My All American, starring Finn Wittrock as Freddie and Aaron Eckhart as his legendary UT coach Darrell Royal, is a tearjerker no matter its connection to Colorado and the Longhorns. But the local tale makes it even more special here in the Centennial State—and especially in Wheat Ridge.
“We’re excited that everybody’s going to get to know his story,” says Wheat Ridge High School principal Griff Wirth. “And it’s nice that Wheat Ridge will be a part of the backstory. But Freddie’s story is just one that needs to be told.”
At WRHS, Freddie has long been an important part of campus life. A symposium for student athletes at the start of each school year focuses on his leadership lessons, and the athletic department hallway, Steinmark Hall, bears a bust of the famous alum and tributes to the five WRHS grads who’ve earned the top award in Colorado High School sports, known as—you guessed it—the Steinmark Award.
This school year, with the release of the film and another book on Steinmark (fellow WRHS alum Bower Yousse’s Freddie Steinmark: Faith, Family, Football, released in September), the school and the community have been honoring their native son more than ever.
All the Farmers’ athletic teams have Steinmark’s high school number, 43, emblazoned on their uniforms this year, and the school has launched a hashtag, #BeLikeFreddie, to encourage students to pursue high standards of character and perseverance.
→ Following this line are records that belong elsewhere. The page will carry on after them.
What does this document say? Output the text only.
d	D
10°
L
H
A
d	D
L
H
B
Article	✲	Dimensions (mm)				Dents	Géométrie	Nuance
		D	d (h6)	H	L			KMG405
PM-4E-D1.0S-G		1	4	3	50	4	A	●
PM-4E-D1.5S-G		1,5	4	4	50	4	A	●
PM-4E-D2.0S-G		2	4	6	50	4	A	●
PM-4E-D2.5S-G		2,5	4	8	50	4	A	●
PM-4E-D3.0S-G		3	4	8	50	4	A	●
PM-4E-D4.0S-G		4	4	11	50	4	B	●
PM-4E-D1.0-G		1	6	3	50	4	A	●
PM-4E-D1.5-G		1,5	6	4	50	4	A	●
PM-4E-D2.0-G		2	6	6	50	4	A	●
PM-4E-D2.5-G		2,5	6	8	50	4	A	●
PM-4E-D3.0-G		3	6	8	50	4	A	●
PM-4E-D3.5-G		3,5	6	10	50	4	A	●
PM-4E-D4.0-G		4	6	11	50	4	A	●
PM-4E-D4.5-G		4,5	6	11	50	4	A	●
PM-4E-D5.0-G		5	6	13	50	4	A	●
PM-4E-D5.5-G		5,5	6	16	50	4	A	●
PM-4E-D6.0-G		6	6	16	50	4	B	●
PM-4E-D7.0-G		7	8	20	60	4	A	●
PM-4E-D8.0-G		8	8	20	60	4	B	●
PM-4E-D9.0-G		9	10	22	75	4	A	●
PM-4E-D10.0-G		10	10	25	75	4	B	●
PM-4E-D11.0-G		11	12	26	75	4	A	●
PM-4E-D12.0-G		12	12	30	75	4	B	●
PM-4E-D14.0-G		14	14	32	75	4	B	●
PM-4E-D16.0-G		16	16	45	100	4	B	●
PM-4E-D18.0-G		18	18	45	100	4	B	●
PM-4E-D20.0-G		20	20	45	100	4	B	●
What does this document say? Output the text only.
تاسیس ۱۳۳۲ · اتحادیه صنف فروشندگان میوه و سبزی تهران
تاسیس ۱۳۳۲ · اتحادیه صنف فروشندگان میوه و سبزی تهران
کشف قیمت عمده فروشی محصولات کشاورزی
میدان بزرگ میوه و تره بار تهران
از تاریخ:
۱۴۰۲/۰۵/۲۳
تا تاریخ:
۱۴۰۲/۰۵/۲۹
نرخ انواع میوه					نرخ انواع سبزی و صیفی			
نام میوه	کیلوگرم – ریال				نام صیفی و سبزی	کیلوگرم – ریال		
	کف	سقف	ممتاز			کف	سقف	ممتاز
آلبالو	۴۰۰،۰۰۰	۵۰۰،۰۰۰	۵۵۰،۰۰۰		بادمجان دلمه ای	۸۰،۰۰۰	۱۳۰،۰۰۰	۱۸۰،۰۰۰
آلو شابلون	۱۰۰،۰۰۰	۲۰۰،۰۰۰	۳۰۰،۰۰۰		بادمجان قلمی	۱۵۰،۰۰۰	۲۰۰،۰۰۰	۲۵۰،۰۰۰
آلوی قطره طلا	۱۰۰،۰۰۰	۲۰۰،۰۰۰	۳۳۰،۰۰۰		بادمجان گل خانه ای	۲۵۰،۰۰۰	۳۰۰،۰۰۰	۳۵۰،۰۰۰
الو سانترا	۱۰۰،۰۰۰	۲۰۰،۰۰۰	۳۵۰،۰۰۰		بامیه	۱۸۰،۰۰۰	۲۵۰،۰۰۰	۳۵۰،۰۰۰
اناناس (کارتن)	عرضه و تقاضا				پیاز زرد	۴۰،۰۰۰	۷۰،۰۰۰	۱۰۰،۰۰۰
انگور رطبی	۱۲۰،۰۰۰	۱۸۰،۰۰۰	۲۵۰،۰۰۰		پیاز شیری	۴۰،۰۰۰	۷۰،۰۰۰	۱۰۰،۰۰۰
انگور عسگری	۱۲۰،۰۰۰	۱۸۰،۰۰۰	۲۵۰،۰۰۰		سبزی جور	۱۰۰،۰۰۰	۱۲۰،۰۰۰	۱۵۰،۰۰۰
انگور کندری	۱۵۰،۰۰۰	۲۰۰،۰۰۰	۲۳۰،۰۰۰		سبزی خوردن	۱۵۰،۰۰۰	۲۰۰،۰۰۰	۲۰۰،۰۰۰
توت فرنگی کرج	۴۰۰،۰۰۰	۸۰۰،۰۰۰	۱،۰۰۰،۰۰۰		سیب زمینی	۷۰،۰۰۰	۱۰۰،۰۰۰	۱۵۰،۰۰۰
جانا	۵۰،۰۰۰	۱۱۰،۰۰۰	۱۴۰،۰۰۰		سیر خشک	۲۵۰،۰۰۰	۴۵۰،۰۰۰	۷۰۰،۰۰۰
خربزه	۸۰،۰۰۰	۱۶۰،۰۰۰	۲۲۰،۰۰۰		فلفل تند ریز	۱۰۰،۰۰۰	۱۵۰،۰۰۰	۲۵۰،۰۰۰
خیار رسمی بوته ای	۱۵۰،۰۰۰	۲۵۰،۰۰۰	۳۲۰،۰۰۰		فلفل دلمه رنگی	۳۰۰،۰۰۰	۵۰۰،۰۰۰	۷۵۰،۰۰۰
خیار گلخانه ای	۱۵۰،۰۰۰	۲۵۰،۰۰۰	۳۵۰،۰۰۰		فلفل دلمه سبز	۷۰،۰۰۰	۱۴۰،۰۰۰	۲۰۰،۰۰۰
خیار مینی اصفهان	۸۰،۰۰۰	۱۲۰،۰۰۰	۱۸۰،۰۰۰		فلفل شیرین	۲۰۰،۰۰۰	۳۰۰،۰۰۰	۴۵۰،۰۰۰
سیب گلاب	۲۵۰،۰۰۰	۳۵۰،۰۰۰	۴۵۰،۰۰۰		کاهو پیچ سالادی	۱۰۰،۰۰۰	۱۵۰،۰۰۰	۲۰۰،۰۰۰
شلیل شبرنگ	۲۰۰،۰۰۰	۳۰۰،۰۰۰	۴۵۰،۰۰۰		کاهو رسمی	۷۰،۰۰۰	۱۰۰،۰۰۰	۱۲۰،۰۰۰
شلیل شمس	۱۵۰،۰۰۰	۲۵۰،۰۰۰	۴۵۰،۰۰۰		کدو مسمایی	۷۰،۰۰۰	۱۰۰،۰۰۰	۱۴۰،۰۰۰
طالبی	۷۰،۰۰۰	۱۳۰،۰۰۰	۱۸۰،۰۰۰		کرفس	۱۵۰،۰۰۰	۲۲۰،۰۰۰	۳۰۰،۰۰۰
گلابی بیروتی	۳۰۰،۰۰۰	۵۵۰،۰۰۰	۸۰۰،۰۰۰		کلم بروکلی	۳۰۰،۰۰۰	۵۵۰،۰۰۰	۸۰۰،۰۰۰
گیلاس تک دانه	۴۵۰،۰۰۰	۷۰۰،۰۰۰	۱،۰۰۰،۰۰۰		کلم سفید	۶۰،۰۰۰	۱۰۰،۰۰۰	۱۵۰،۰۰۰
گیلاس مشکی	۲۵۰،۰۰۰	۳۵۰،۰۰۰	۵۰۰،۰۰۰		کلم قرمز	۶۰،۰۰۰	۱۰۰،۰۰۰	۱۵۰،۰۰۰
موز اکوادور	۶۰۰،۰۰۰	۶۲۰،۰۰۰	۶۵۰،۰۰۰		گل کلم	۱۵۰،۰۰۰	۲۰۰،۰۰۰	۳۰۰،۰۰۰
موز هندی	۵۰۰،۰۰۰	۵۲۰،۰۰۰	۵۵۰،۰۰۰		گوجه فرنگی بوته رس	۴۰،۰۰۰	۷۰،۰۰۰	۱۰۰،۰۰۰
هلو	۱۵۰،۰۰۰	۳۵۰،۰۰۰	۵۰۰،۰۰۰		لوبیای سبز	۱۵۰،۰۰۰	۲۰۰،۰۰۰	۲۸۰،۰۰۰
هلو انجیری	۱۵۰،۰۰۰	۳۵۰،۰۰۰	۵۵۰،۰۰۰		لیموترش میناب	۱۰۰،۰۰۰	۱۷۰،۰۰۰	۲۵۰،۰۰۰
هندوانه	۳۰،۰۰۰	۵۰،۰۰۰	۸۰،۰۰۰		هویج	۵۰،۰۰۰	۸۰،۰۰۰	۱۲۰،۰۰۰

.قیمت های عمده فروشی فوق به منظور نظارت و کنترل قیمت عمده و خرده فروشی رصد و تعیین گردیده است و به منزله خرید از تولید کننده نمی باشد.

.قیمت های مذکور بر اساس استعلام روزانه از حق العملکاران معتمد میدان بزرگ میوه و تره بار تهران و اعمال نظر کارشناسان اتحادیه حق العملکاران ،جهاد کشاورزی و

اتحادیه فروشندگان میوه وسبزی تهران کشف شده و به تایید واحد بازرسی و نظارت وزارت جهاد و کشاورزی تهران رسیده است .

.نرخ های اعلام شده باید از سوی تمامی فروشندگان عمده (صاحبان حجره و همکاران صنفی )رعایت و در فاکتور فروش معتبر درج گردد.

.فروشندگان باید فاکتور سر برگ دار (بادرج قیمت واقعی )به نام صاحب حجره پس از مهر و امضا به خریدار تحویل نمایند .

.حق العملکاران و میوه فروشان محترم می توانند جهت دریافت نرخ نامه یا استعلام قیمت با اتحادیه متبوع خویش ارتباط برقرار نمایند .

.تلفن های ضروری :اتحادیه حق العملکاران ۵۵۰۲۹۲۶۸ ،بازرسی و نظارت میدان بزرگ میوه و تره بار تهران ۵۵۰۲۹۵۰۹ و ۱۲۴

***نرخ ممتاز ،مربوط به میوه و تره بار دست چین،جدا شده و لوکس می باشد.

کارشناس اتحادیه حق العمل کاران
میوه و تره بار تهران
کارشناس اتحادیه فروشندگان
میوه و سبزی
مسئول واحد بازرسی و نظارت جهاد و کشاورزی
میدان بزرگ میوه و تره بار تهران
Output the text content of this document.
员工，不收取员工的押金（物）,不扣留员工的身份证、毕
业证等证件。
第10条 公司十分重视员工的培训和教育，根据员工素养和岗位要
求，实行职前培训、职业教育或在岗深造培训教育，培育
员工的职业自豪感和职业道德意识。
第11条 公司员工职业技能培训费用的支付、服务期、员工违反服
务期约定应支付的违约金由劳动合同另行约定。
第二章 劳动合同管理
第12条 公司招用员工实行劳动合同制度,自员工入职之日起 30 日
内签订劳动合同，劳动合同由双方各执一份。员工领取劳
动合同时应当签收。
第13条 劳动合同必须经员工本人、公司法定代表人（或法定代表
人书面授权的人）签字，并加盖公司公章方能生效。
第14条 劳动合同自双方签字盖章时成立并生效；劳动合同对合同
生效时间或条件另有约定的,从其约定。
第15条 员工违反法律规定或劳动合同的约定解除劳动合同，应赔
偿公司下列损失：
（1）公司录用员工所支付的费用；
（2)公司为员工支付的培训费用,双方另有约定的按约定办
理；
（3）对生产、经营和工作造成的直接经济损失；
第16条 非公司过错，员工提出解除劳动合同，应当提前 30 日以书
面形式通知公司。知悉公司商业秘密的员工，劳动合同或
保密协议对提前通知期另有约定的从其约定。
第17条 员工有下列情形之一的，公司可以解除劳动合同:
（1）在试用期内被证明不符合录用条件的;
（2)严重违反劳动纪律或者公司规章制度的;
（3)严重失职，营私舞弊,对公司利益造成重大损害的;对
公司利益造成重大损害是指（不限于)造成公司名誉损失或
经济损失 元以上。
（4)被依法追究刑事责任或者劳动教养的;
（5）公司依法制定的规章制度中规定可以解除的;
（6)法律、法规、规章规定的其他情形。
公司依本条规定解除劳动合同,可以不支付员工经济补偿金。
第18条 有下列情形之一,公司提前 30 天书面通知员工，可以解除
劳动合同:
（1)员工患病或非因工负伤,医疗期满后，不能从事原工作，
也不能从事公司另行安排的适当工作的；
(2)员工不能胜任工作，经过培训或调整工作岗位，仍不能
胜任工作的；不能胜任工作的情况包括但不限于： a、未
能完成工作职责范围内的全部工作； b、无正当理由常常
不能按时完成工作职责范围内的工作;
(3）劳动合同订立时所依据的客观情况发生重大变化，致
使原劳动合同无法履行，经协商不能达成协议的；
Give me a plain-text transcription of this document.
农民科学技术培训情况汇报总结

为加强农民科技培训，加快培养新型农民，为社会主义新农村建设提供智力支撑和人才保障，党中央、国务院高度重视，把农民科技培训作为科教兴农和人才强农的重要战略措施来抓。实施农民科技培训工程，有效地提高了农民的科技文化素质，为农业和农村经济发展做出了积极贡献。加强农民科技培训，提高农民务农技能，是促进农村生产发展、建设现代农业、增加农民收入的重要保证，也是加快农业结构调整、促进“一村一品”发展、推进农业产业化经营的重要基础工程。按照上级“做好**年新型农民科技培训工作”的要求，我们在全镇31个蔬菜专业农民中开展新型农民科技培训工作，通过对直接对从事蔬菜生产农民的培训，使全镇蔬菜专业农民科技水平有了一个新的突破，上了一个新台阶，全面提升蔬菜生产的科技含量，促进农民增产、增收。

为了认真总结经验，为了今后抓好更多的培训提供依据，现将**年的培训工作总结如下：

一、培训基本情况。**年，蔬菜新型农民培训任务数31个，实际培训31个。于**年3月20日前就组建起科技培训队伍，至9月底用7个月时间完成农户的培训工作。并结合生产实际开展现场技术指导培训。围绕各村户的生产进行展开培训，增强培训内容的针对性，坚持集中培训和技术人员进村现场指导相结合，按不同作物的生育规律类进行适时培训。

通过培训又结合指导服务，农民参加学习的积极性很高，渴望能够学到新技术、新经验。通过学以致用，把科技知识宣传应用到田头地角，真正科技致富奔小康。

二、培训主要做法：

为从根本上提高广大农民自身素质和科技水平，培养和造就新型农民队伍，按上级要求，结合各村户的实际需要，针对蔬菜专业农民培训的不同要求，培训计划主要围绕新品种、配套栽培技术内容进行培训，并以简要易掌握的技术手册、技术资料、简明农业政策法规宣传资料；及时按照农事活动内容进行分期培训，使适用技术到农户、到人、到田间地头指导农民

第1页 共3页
The City of Wheat Ridge has also become involved, declaring this Friday, November 6, as “Freddie Steinmark Remembrance Day.”
“Freddie impacted the world more in 22 years than most of us do in our whole life,” Wirth says. As the school tells it students: “He wasn’t just a teammate on the field—he was a teammate in school and in life.”
Freddie Steinmark Remembrance Day takes place on Friday, November 6, at Wheat Ridge High School, 9505 W. 32nd Ave. My All American opens in theaters Friday, November 13.